The agency under its current acting leadership has also announced the formation of a Crypto Task Force, “dedicated to developing a comprehensive and clear regulatory framework for crypto assets.” In addition, under the current leadership, the agency staff has issued a statement that in the agency’s view that transactions in so-called Meme Coins “do not involve the offer and sale of securities under the federal securities laws.”
On the one hand, the agency’s revised approach to crypto is at one level no surprise. Indeed one of President Trump’s first acts in office was the issuance of an Executive Order calculated to try to make the U.S. the “crypto capital of the world.”
On the other hand, the agency’s new approach is not without its critics. As discussed here, at least one agency observer has said with respect to the agency’s crypto-related moves under the Trump administration that “the SEC’s shameless abdication of its sacrosanct investor protection mandate sounds the death knell for a once proud, storied and vital financial watchdog.”

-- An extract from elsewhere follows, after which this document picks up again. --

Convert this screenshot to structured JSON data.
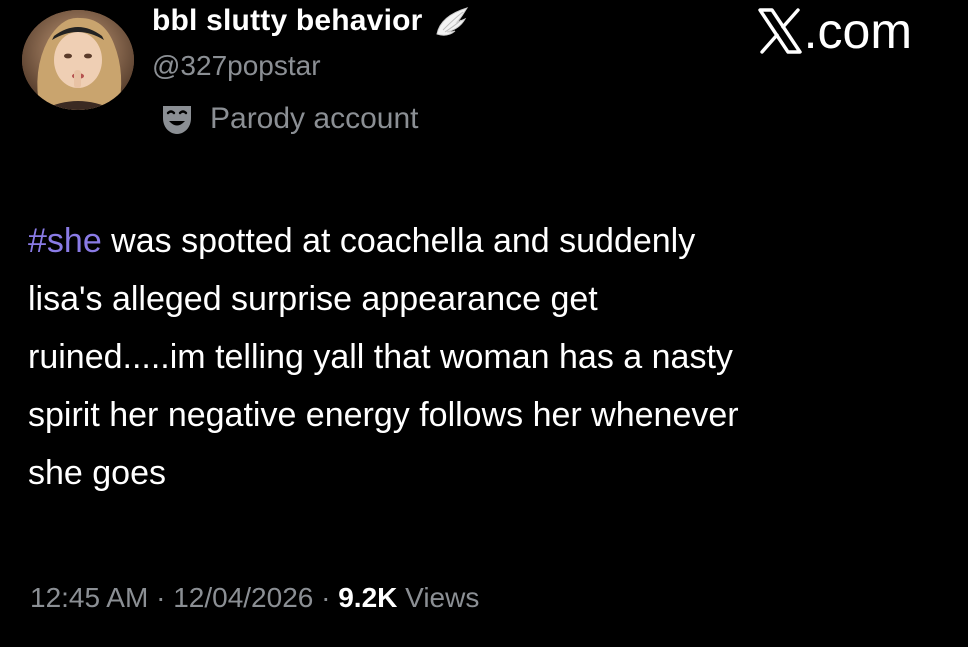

To be sure, change is clearly the watchword under the new Trump Administration. Change is hitting pretty much every federal agency like a sledgehammer, and there is no reason to think that the SEC among all federal agencies was going to be spared.

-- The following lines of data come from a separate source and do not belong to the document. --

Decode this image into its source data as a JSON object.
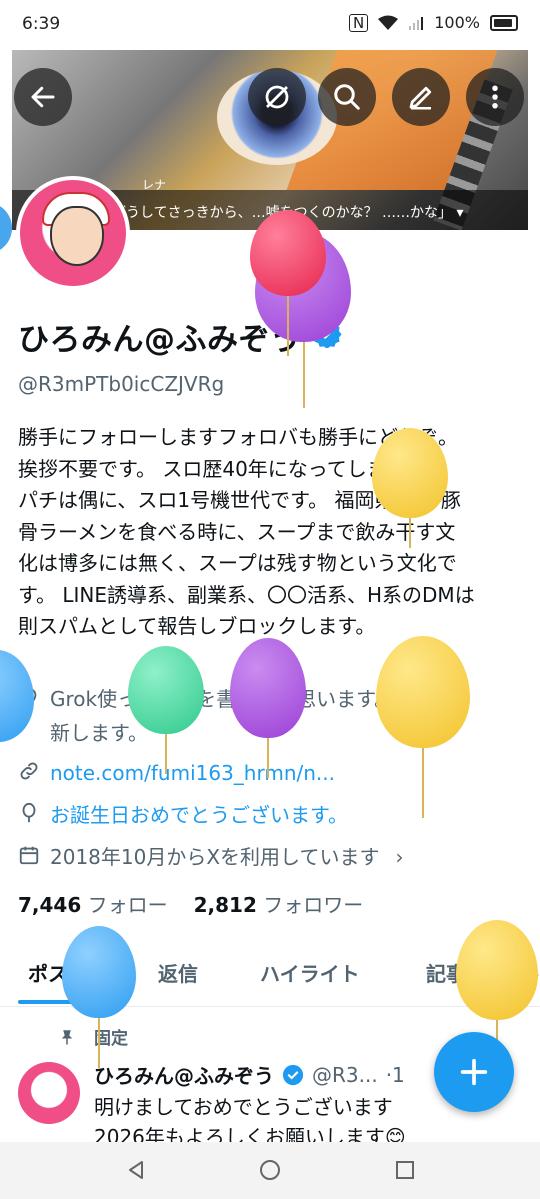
{
  "status_bar": {
    "time": "6:39",
    "battery": "100%"
  },
  "banner": {
    "speaker": "レナ",
    "caption": "どうしてさっきから、…嘘をつくのかな？ ……かな」 ▾"
  },
  "profile": {
    "display_name": "ひろみん@ふみぞう",
    "handle": "@R3mPTb0icCZJVRg",
    "bio_lines": [
      "勝手にフォローしますフォロバも勝手にどうぞ。",
      "挨拶不要です。 スロ歴40年になってしまった、",
      "パチは偶に、スロ1号機世代です。 福岡県出身 豚",
      "骨ラーメンを食べる時に、スープまで飲み干す文",
      "化は博多には無く、スープは残す物という文化で",
      "す。 LINE誘導系、副業系、〇〇活系、H系のDMは",
      "則スパムとして報告しブロックします。"
    ],
    "location_line1": "Grok使って小説を書こうと思います。週一更",
    "location_line2": "新します。",
    "link": "note.com/fumi163_hrmn/n...",
    "birthday": "お誕生日おめでとうございます。",
    "joined": "2018年10月からXを利用しています",
    "following_count": "7,446",
    "following_label": "フォロー",
    "followers_count": "2,812",
    "followers_label": "フォロワー"
  },
  "tabs": [
    "ポスト",
    "返信",
    "ハイライト",
    "記事"
  ],
  "pinned_label": "固定",
  "tweet": {
    "name": "ひろみん@ふみぞう",
    "handle": "@R3...",
    "time": "·1",
    "line1": "明けましておめでとうございます",
    "line2": "2026年もよろしくお願いします😊"
  },
  "colors": {
    "accent": "#1d9bf0",
    "text": "#0f1419",
    "secondary": "#536471"
  }
}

At the same time, however, I share the concerns of the academics on the Shadow SEC. Our financial markets here in the U.S. are so widely respected around the world precisely because there has been an attentive and effective cop on the beat. There is every reason to be worried that even a well-intentioned agency subject to staffing and budget cuts see its effectiveness diminished, to the potential detriment of both investors and those seeking capital formation.
I am particularly concerned about the agency’s revised approach to crypto currency. I fear that the whole digital asset circus is going to end in some colossal scandal or crash, like FTX on steroids.
I recognize that a good case could be made that I am overreacting. From time to time over the years, the SEC has faced various budget challenges and other bureaucratic threats. Changes in policy priorities between Presidential administrations is a feature of the agency’s existence, not a bug. The agency will continue to pursue enforcement actions. The financial markets are not facing any direct existential threats.
All of that said, it is definitely the case that the next three and three-quarters years are going to be eventful. Strap yourself in, because it is going to be a heck of a ride.